A road, path, or way — both a physical route you walk or drive on, and a direction or method for doing something.

Example

この道をまっすぐ行くと駅に着きます。

Show translation

If you go straight along this road, you'll reach the station.

Etymology

Old Japanese *miti*, attested from the earliest texts (Kojiki, 712 CE). The kanji 道 (Sino-Japanese *dō/tō*) carries the broader philosophical sense of "the Way" (as in 武道 *budō*, martial arts; 茶道 *sadō*, the tea ceremony), a concept central to Daoism and later Japanese culture. The native reading *michi* focuses on the concrete, physical path.

Cultural note

道 (*dō*) as a suffix is deeply embedded in Japanese cultural identity: 武道 (martial arts), 茶道 (tea ceremony), 書道 (calligraphy), and 柔道 all frame their discipline as a "way of life," not just a skill.

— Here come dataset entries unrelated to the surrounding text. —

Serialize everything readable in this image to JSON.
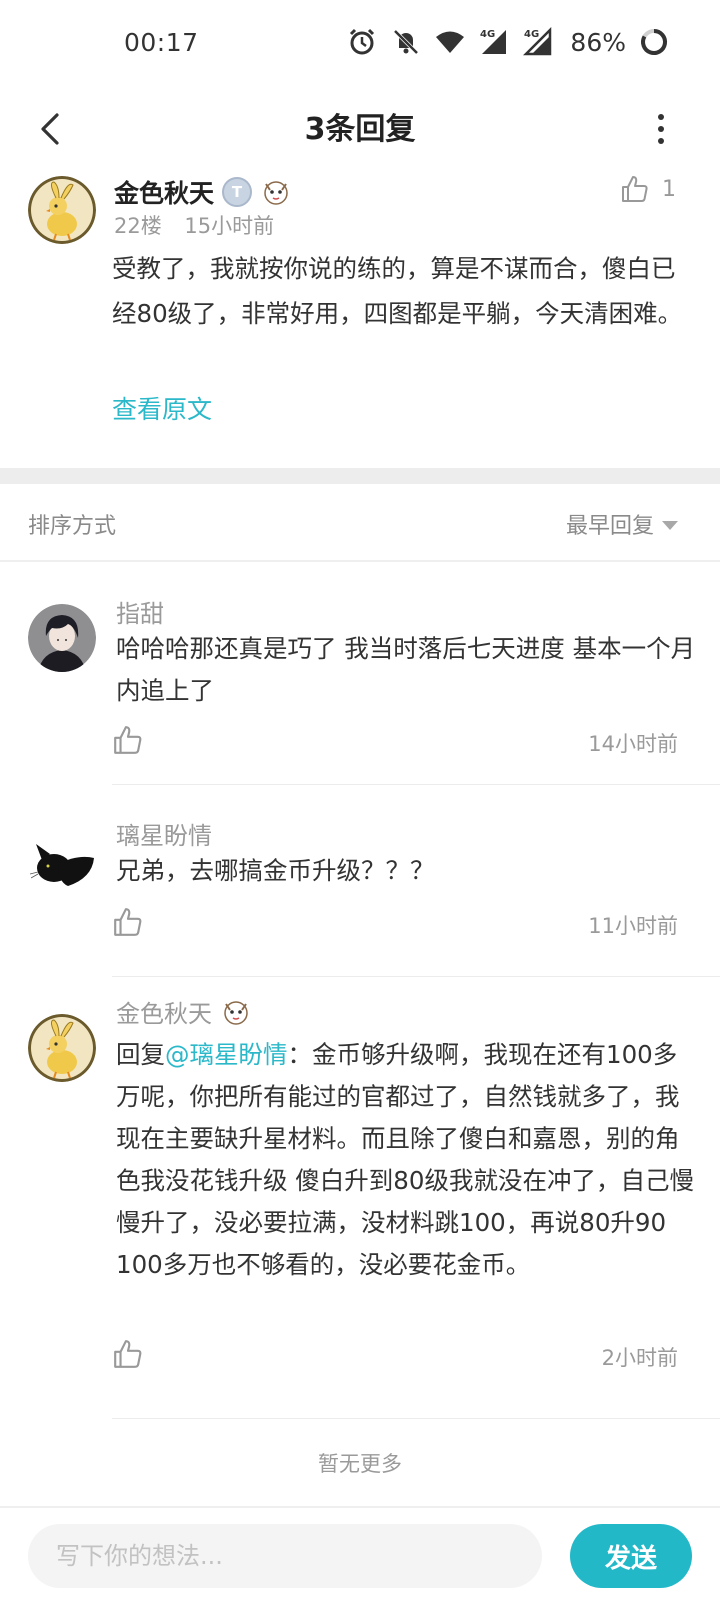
{
  "status_bar": {
    "time": "00:17",
    "battery": "86%",
    "icons": [
      "alarm-icon",
      "mute-icon",
      "wifi-icon",
      "signal-4g-icon",
      "signal-4g-icon",
      "battery-icon"
    ],
    "net_label": "4G"
  },
  "header": {
    "title": "3条回复",
    "back_icon": "chevron-left-icon",
    "more_icon": "more-vertical-icon"
  },
  "post": {
    "username": "金色秋天",
    "badge_text": "T",
    "floor": "22楼",
    "time": "15小时前",
    "like_count": "1",
    "content": "受教了，我就按你说的练的，算是不谋而合，傻白已经80级了，非常好用，四图都是平躺，今天清困难。",
    "view_original": "查看原文"
  },
  "sort": {
    "label": "排序方式",
    "selected": "最早回复"
  },
  "replies": [
    {
      "username": "指甜",
      "text": "哈哈哈那还真是巧了  我当时落后七天进度  基本一个月内追上了",
      "time": "14小时前"
    },
    {
      "username": "璃星盼情",
      "text": "兄弟，去哪搞金币升级？？？",
      "time": "11小时前"
    },
    {
      "username": "金色秋天",
      "reply_prefix": "回复",
      "mention": "@璃星盼情",
      "text": "：金币够升级啊，我现在还有100多万呢，你把所有能过的官都过了，自然钱就多了，我现在主要缺升星材料。而且除了傻白和嘉恩，别的角色我没花钱升级 傻白升到80级我就没在冲了，自己慢慢升了，没必要拉满，没材料跳100，再说80升90 100多万也不够看的，没必要花金币。",
      "time": "2小时前"
    }
  ],
  "no_more": "暂无更多",
  "composer": {
    "placeholder": "写下你的想法...",
    "send_label": "发送"
  },
  "colors": {
    "accent": "#22b8c8",
    "link": "#2bb8c9"
  }
}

When a Japanese person asks 道に迷いました (*michi ni mayoimashita* — "I got lost"), the phrase can carry an almost poetic resonance of being lost in life, not just in a city. False-friend note: Chinese 道 (*dào*) is a direct cognate and means essentially the same thing, but Japanese *michi* in everyday speech is purely the physical road.